Le gouvernement Michel applique – sous les applaudissements nourris des employeurs - toujours les mêmes recettes : modération salariale, travail flexible, mesures d’économies sur les allocations sociales, le non marchand et les services publics. Le capital et la fortune sont totalement oubliés. C’est de concert que les partis de droite et les employeurs visent à réaliser une réforme poussée de l’impôt des sociétés – réforme qui, après le tax shift, risque à nouveau de creuser un grand trou dans le budget… à combler à nouveau par les travailleurs et les allocataires sociaux.

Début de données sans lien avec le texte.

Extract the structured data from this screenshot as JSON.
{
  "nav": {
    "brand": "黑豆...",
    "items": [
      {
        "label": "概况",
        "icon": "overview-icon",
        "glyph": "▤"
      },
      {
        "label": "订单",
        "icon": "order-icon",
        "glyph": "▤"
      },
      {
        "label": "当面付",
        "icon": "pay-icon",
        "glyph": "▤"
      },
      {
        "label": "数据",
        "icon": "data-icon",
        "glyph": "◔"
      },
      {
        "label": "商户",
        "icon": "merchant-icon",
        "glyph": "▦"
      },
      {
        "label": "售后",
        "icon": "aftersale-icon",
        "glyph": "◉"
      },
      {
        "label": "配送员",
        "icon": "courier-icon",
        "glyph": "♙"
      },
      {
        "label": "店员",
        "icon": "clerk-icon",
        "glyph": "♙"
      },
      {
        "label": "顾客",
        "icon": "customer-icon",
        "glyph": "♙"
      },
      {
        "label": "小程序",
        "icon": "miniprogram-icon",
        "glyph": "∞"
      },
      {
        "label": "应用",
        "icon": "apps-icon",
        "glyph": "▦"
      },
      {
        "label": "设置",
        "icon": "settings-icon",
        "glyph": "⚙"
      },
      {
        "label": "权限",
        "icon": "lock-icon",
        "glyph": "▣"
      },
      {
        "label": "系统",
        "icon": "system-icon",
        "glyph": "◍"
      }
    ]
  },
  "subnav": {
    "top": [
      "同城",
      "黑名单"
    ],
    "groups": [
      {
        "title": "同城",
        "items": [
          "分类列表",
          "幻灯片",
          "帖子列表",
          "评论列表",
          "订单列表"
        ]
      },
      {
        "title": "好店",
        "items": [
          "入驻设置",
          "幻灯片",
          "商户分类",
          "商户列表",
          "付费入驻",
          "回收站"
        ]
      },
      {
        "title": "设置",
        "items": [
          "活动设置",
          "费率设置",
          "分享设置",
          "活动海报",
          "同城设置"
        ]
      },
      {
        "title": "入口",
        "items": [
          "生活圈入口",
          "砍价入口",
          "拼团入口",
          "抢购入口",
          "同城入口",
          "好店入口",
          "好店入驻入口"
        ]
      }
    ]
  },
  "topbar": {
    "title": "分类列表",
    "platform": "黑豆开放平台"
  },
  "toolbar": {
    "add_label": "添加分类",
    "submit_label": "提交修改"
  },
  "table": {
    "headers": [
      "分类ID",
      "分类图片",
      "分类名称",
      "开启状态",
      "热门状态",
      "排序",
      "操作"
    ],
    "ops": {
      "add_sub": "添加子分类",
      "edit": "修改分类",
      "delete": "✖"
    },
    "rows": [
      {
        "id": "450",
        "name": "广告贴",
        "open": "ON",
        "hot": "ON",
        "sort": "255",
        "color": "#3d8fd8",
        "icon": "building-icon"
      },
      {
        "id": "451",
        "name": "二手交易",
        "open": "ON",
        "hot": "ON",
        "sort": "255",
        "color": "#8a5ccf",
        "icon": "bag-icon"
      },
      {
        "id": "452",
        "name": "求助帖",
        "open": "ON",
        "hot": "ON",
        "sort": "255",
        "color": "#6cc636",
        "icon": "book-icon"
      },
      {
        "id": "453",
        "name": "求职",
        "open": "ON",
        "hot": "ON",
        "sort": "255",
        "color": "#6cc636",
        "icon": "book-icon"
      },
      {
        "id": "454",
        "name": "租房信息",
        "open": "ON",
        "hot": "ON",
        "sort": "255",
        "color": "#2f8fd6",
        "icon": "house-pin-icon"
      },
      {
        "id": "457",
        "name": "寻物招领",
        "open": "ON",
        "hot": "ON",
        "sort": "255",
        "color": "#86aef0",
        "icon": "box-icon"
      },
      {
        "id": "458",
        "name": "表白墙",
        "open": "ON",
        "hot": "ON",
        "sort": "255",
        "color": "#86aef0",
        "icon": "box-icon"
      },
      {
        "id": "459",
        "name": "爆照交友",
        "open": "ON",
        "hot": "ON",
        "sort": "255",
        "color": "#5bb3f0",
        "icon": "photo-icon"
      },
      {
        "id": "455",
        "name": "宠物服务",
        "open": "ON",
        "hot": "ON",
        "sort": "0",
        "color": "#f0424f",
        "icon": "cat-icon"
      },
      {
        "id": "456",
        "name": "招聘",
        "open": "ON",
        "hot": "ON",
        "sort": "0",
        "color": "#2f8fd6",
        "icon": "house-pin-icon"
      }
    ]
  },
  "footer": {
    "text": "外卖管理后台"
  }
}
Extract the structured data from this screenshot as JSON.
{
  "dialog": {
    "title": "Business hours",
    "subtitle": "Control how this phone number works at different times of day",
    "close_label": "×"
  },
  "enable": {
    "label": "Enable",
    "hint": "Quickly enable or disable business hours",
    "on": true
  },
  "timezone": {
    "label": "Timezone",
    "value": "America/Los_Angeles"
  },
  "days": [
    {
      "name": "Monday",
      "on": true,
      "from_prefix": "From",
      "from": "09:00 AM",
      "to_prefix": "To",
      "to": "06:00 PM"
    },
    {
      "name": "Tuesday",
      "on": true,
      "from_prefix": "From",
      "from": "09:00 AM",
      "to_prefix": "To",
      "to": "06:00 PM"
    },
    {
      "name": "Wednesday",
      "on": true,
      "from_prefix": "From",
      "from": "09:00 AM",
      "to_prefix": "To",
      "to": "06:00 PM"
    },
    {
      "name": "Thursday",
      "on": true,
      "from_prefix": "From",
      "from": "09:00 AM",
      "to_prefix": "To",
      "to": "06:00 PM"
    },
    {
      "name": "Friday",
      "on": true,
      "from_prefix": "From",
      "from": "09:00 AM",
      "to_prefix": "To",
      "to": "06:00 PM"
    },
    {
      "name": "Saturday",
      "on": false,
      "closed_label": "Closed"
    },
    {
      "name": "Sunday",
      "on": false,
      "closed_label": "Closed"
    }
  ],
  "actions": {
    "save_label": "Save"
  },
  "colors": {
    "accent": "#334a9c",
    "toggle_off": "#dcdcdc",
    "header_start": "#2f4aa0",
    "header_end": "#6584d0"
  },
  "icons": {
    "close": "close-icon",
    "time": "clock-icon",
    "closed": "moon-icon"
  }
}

Les résultats de cette politique sont lamentables. En matière de croissance d’emploi et d’évolution salariale, nous sommes en queue du peloton européen. Le déficit budgétaire est même plus important qu’en début de législature. Le bien-être et la qualité de vie de la population ont sensiblement baissés.

La FGTB, la CSC et la CGSLB adressent un message clair au gouvernement : les travailleurs ont droit à plus d’emplois et plus de justice sociale et fiscale. Le gouvernement doit entendre notre avertissement.

Les revenus

Le bilan du gouvernement Michel, à ce jour, est négatif.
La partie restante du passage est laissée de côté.